If you like Gregory McDonald, then I think you'll also like Ross Thomas with "Missionary Stew" being a great place to start.

Warren said...

I haven't followed a network tv show in years. I started following Lost, but after the second season, it looked like they were just going pile random oddness on top of random oddness and never reach a logical conclusion, so I gave up on it. I quit watching Smallville when the producers started ridiculing capes. I quit watching the Simpsons when Conan O'Brien quit writing it.

There are a couple of cable shows I like (Burn Notice and Psyche) but network TV has been pretty dead to me for a long time.

And don't get me started on U.S. sitcoms. Why can't ours be a fraction as funny as BBC comedies!?!

alison said...

New Pork City looks good, Todd, thanks.

You guys have pretty much hashed over the TV theme with a sprinkling of reading thrown in - but what about Todd's minor rant on gov't?

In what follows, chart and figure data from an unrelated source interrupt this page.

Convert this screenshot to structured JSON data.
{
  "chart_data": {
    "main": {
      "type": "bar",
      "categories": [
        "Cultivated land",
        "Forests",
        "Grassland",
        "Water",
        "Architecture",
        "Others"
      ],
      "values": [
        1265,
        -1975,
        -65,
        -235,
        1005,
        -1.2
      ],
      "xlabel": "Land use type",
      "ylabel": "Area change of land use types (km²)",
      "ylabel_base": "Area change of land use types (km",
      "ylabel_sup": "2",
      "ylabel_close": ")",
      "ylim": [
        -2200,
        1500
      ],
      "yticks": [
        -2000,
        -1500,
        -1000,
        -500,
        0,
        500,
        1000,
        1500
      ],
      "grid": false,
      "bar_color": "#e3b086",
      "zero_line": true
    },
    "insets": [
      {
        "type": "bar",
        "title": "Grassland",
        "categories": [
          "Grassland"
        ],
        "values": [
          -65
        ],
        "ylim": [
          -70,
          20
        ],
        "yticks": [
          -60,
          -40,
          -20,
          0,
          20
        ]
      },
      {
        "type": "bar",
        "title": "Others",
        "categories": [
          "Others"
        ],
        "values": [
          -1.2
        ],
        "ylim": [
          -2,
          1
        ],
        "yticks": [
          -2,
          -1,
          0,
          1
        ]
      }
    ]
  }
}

My solution to the gov't woes is to have a mandatory service lottery system. Every American between say 30 and 60 has to register for legislative service and gets chosen to serve by lottery. I don't think we'd do much worse than what we've had going and might even do better.

DonKelly said...

READ MORE! I have been a reader all my life. I have been a TV watcher all my life. The last few years I've moved away from watching tv to reading more. Just last year I finished 32 books or varying length. Hoping to break that number this year..already on #4.
Even though there are shows I like to watch I find I'm less and less inclined to "make it a point" to watch them. If they are on I'll sit and veg out a while. IF I have something else to be it.
My Uncle has seen to it I read more than just the sci-fi, crime fiction, fantasy stuff..he's gotten me books on history of WW2 and the like. I've read of the early whaling days (as it happens I am from New Bedford MA the capital of whaling for a good while). Not too mention the W.E.B. Griffin novels..I could go on but I won't bore ya.

Brian said...


I've actually thought about your proposal in the past.

I think with mandatory government/civics courses in all schools and some reliable system for weeding out the loonies, that would certainly be a way to get the influence of money out of politics as well as breaking up the incumbent monopoly.